Esta investigação é parte da pesquisa de pós-doutorado de Minuzzi e está integrada a um projeto maior liderado por pesquisadores da Universidade Estadual Paulista (Unesp) e apoiado pela FAPESP.
Os resultados mostram que a prática regular de endurance ao longo dos anos tem um impacto positivo na resposta inflamatória. “Ao comparar as células dos idosos que se exercitavam com as de indivíduos não atletas da mesma faixa etária, constatamos que os primeiros tinham menos marcadores inflamatórios e mais marcadores anti-inflamatórios. Isso significa que, em relação aos não atletas, eles apresentavam um controle muito mais eficaz da inflamação”, afirma Fábio Lira, professor da Faculdade de Ciências e Tecnologia (FCT-Unesp), no campus de Presidente Prudente, e coordenador do projeto.
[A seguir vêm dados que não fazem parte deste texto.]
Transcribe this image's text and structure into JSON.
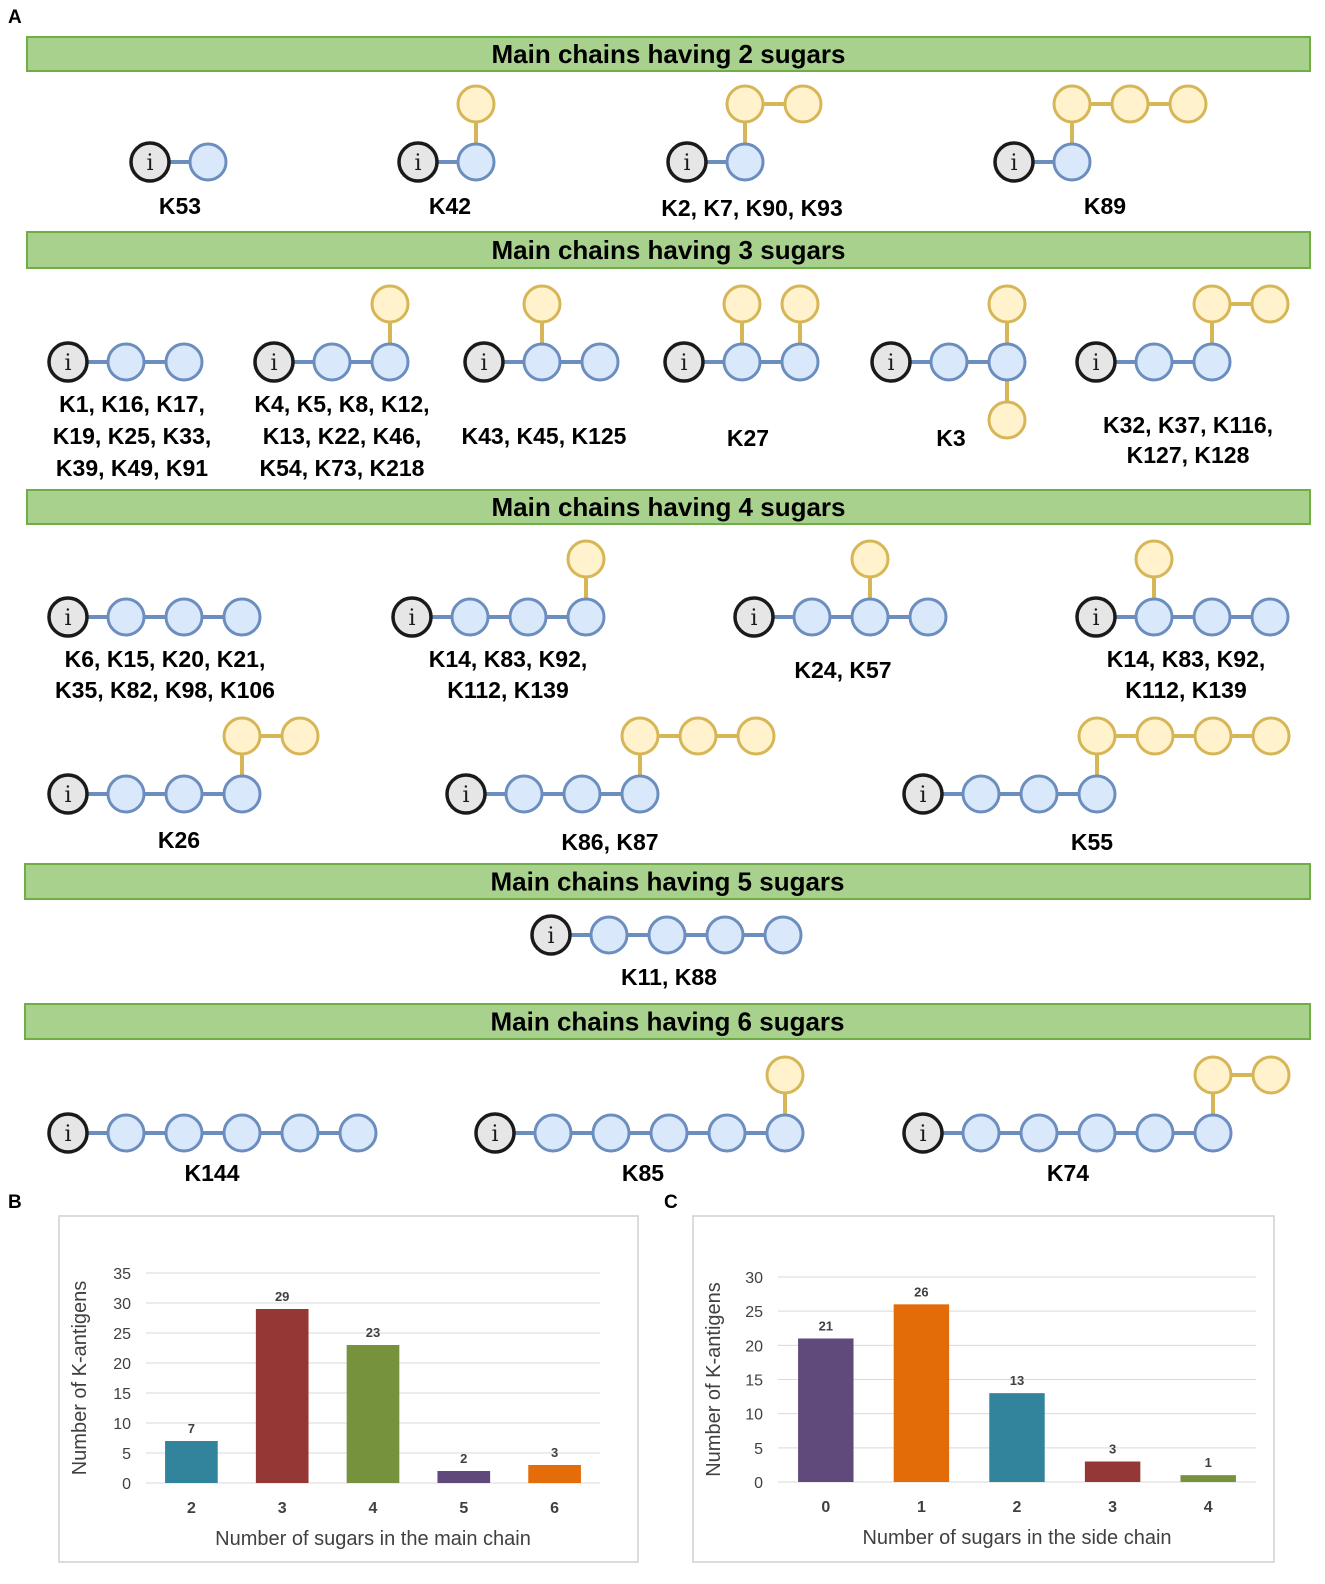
{
  "panel_letters": {
    "a": "A",
    "b": "B",
    "c": "C"
  },
  "colors": {
    "banner_fill": "#a9d18e",
    "banner_stroke": "#70ad47",
    "main_fill": "#dae8fc",
    "main_stroke": "#6c8ebf",
    "side_fill": "#fff2cc",
    "side_stroke": "#d6b656",
    "initial_fill": "#e6e6e6",
    "initial_stroke": "#1a1a1a"
  },
  "initial_symbol": "i",
  "banners": [
    {
      "text": "Main chains having 2 sugars"
    },
    {
      "text": "Main chains having 3 sugars"
    },
    {
      "text": "Main chains having 4 sugars"
    },
    {
      "text": "Main chains having 5 sugars"
    },
    {
      "text": "Main chains having 6 sugars"
    }
  ],
  "structures": [
    {
      "main": 1,
      "labels": [
        "K53"
      ]
    },
    {
      "main": 1,
      "labels": [
        "K42"
      ]
    },
    {
      "main": 1,
      "labels": [
        "K2, K7, K90, K93"
      ]
    },
    {
      "main": 1,
      "labels": [
        "K89"
      ]
    },
    {
      "main": 2,
      "labels": [
        "K1, K16, K17,",
        "K19, K25, K33,",
        "K39, K49, K91"
      ]
    },
    {
      "main": 2,
      "labels": [
        "K4, K5, K8, K12,",
        "K13, K22, K46,",
        "K54, K73, K218"
      ]
    },
    {
      "main": 2,
      "labels": [
        "K43, K45, K125"
      ]
    },
    {
      "main": 2,
      "labels": [
        "K27"
      ]
    },
    {
      "main": 2,
      "labels": [
        "K3"
      ]
    },
    {
      "main": 2,
      "labels": [
        "K32, K37, K116,",
        "K127, K128"
      ]
    },
    {
      "main": 3,
      "labels": [
        "K6, K15, K20, K21,",
        "K35, K82, K98, K106"
      ]
    },
    {
      "main": 3,
      "labels": [
        "K14, K83, K92,",
        "K112, K139"
      ]
    },
    {
      "main": 3,
      "labels": [
        "K24, K57"
      ]
    },
    {
      "main": 3,
      "labels": [
        "K14, K83, K92,",
        "K112, K139"
      ]
    },
    {
      "main": 3,
      "labels": [
        "K26"
      ]
    },
    {
      "main": 3,
      "labels": [
        "K86, K87"
      ]
    },
    {
      "main": 3,
      "labels": [
        "K55"
      ]
    },
    {
      "main": 4,
      "labels": [
        "K11, K88"
      ]
    },
    {
      "main": 5,
      "labels": [
        "K144"
      ]
    },
    {
      "main": 5,
      "labels": [
        "K85"
      ]
    },
    {
      "main": 5,
      "labels": [
        "K74"
      ]
    }
  ],
  "chart_data": [
    {
      "type": "bar",
      "categories": [
        "2",
        "3",
        "4",
        "5",
        "6"
      ],
      "values": [
        7,
        29,
        23,
        2,
        3
      ],
      "colors": [
        "#31849b",
        "#953735",
        "#76923c",
        "#5f497a",
        "#e46c0a"
      ],
      "data_labels": [
        "7",
        "29",
        "23",
        "2",
        "3"
      ],
      "title": "",
      "xlabel": "Number of sugars in the main chain",
      "ylabel": "Number of K-antigens",
      "ylim": [
        0,
        35
      ],
      "yticks": [
        "0",
        "5",
        "10",
        "15",
        "20",
        "25",
        "30",
        "35"
      ],
      "grid": true
    },
    {
      "type": "bar",
      "categories": [
        "0",
        "1",
        "2",
        "3",
        "4"
      ],
      "values": [
        21,
        26,
        13,
        3,
        1
      ],
      "colors": [
        "#604a7b",
        "#e36c09",
        "#31849b",
        "#953735",
        "#76923c"
      ],
      "data_labels": [
        "21",
        "26",
        "13",
        "3",
        "1"
      ],
      "title": "",
      "xlabel": "Number of sugars in the side chain",
      "ylabel": "Number of K-antigens",
      "ylim": [
        0,
        30
      ],
      "yticks": [
        "0",
        "5",
        "10",
        "15",
        "20",
        "25",
        "30"
      ],
      "grid": true
    }
  ]
}
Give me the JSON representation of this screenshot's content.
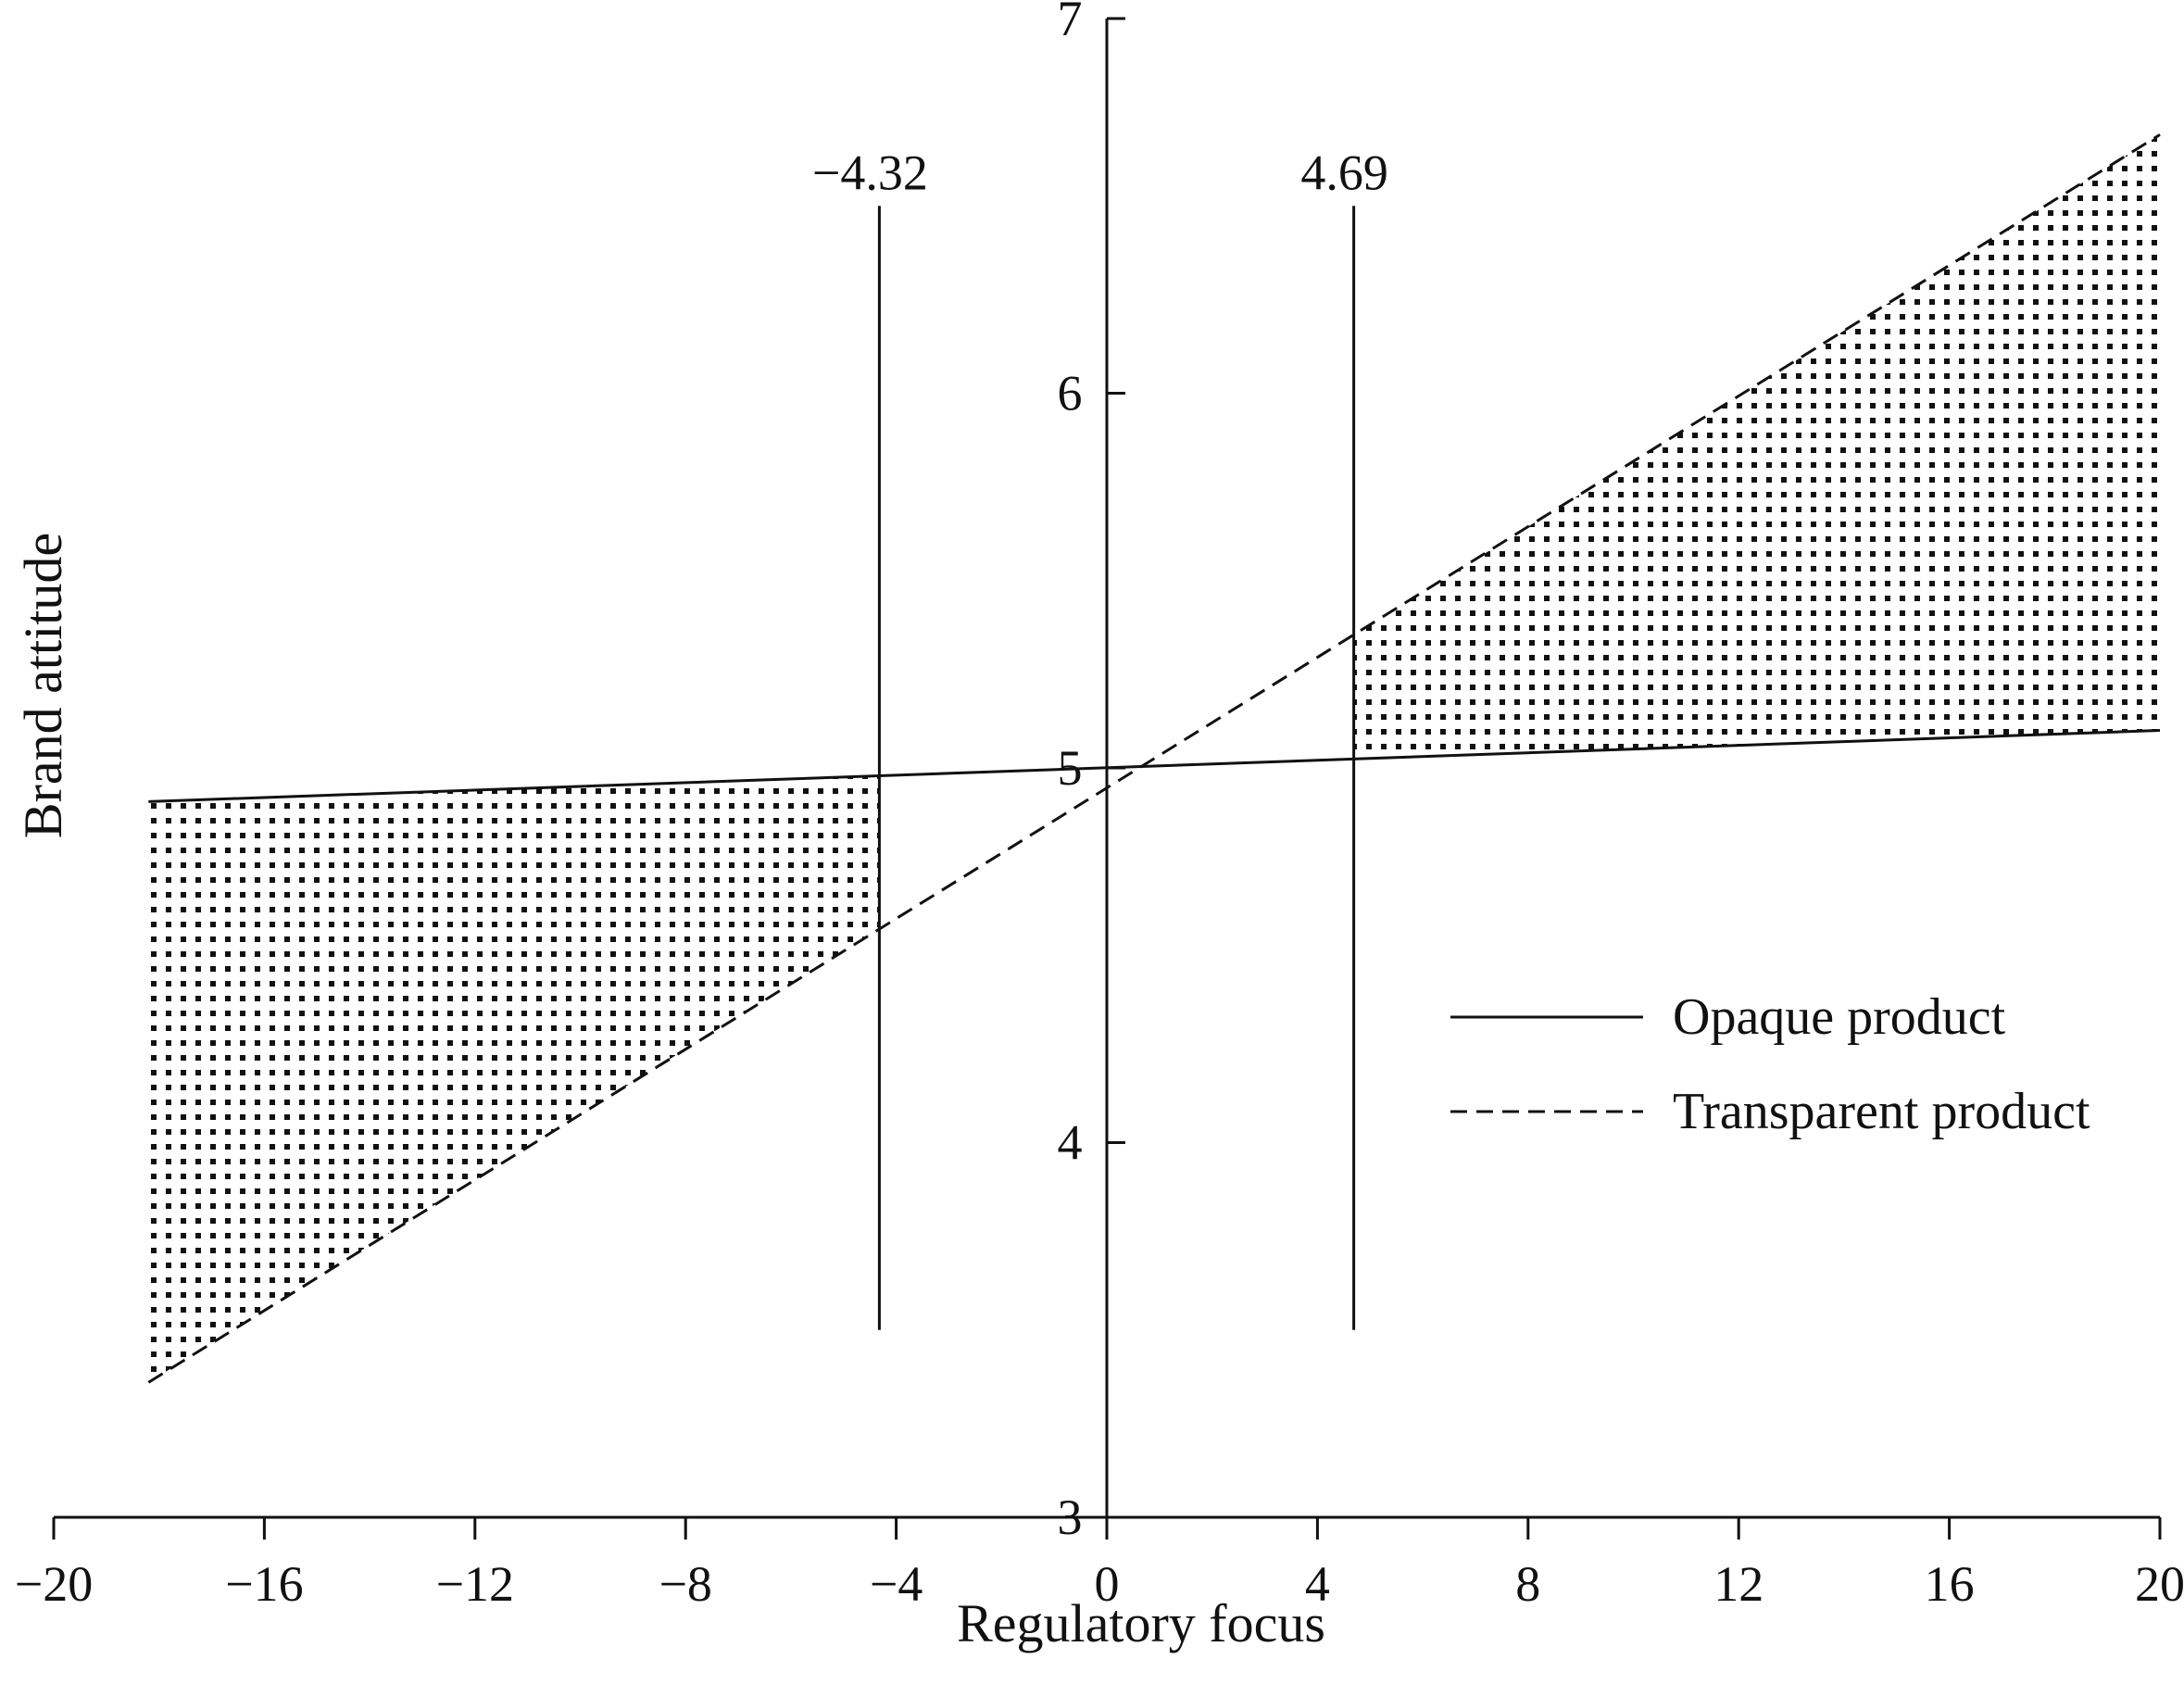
{
  "chart_data": {
    "type": "line",
    "title": "",
    "xlabel": "Regulatory focus",
    "ylabel": "Brand attitude",
    "xlim": [
      -20,
      20
    ],
    "ylim": [
      3,
      7
    ],
    "x_ticks": [
      -20,
      -16,
      -12,
      -8,
      -4,
      0,
      4,
      8,
      12,
      16,
      20
    ],
    "x_tick_labels": [
      "−20",
      "−16",
      "−12",
      "−8",
      "−4",
      "0",
      "4",
      "8",
      "12",
      "16",
      "20"
    ],
    "y_ticks": [
      3,
      4,
      5,
      6,
      7
    ],
    "y_tick_labels": [
      "3",
      "4",
      "5",
      "6",
      "7"
    ],
    "grid": false,
    "legend_position": "right",
    "series": [
      {
        "name": "Opaque product",
        "style": "solid",
        "color": "#111111",
        "x": [
          -18.2,
          20
        ],
        "y": [
          4.91,
          5.1
        ]
      },
      {
        "name": "Transparent product",
        "style": "dashed",
        "color": "#111111",
        "x": [
          -18.2,
          20
        ],
        "y": [
          3.36,
          6.69
        ]
      }
    ],
    "reference_lines": [
      {
        "x": -4.32,
        "label": "−4.32",
        "y_range": [
          3.5,
          6.5
        ]
      },
      {
        "x": 4.69,
        "label": "4.69",
        "y_range": [
          3.5,
          6.5
        ]
      }
    ],
    "shaded_regions": [
      {
        "x_range": [
          -18.2,
          -4.32
        ],
        "between": [
          "Opaque product",
          "Transparent product"
        ],
        "pattern": "dots"
      },
      {
        "x_range": [
          4.69,
          20
        ],
        "between": [
          "Opaque product",
          "Transparent product"
        ],
        "pattern": "dots"
      }
    ]
  }
}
Lira destaca que vários fatores, como qualidade do sono, dieta, vacinação, estresse e o uso de medicamentos imunossupressores, podem influenciar o sistema imunológico. “O exercício físico é um desses elementos benéficos para o sistema imune, e nosso projeto busca entender como ele modula a resposta imunológica ao longo do tempo”, diz.
Mudanças nas células
No estudo, os pesquisadores não apenas analisaram o fenótipo e função das células NK, mas também o metabolismo mitocondrial. As células NK de idosos treinados e não treinados foram expostas a diferentes bloqueadores farmacológicos, como propranolol e rapamicina.
“As células NK dos idosos treinados mostram uma imunidade mais eficiente e adaptável, com melhor controle metabólico e menor tendência à exaustão celular. O treino regular parece ter um efeito positivo na sensibilidade adrenérgica e na resposta energética das células, promovendo uma resposta mais equilibrada e menos inflamatória a estímulos externos”, afirma Minuzzi.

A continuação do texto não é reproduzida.